In this context, integration allows us to sum infinitely small pieces of surface area to get the total area. We used the formula:
\[ S = \int_{a}^{b} 2\pi y \sqrt{\left(\frac{dx}{dt}\right)^2 + \left(\frac{dy}{dt}\right)^2} \, dt \]
This integral sums the ring-shaped slices created as the parametric curve revolves. The function within the integral represents the surface area of these slices as we move along the curve.

• The limits \( a = 0 \) and \( b = 4 \) represent the parameter \( t \) values to evaluate over.
• The expression \( \sqrt{\left(\frac{dx}{dt}\right)^2 + \left(\frac{dy}{dt}\right)^2} \) is key. It accounts for how much \( y \) and \( x \) change with \( t \), which affects how curved the surface is.

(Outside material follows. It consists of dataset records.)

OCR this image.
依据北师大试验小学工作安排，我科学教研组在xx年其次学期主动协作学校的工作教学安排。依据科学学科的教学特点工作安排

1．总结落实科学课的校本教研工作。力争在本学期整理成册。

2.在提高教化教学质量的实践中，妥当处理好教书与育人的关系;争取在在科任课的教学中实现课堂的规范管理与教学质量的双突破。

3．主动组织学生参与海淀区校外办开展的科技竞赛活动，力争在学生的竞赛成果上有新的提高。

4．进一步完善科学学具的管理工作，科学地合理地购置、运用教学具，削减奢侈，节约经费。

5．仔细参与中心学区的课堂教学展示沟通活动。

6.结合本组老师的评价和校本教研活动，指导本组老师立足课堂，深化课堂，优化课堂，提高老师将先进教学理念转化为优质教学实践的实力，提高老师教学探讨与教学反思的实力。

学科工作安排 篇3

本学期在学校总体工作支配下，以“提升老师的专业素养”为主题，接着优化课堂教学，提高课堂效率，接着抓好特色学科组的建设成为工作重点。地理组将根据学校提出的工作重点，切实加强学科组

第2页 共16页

This integration process requires both understanding the underlying geometry and applying calculus techniques to compute the total area.

Differential Calculus

Differential calculus is all about finding the rate at which things change. For this exercise, it is crucial to compute derivatives to later substitute into the surface area formula. By taking derivatives of the parametric equations \( x = t^2 \) and \( y = 2t \), we understand how the parameters change.
For \( x = t^2 \), the derivative \( \frac{dx}{dt} = 2t \) tells us how the x-coordinate changes as \( t \) changes. Similarly, for \( y = 2t \), \( \frac{dy}{dt} = 2 \) indicates how the y-coordinate changes.
Finding these derivatives gives insight into the curve's behavior, such as its speed and direction at any point \( t \). These derivatives are then crucial in the integral, determining the surface's curvature and slope.
Using differential calculus in problems like this also sharpens numerical problem-solving skills. It goes beyond finding solutions into understanding the dynamic aspects of curves. This foundational knowledge can then be applied to countless scenarios in real-world situations.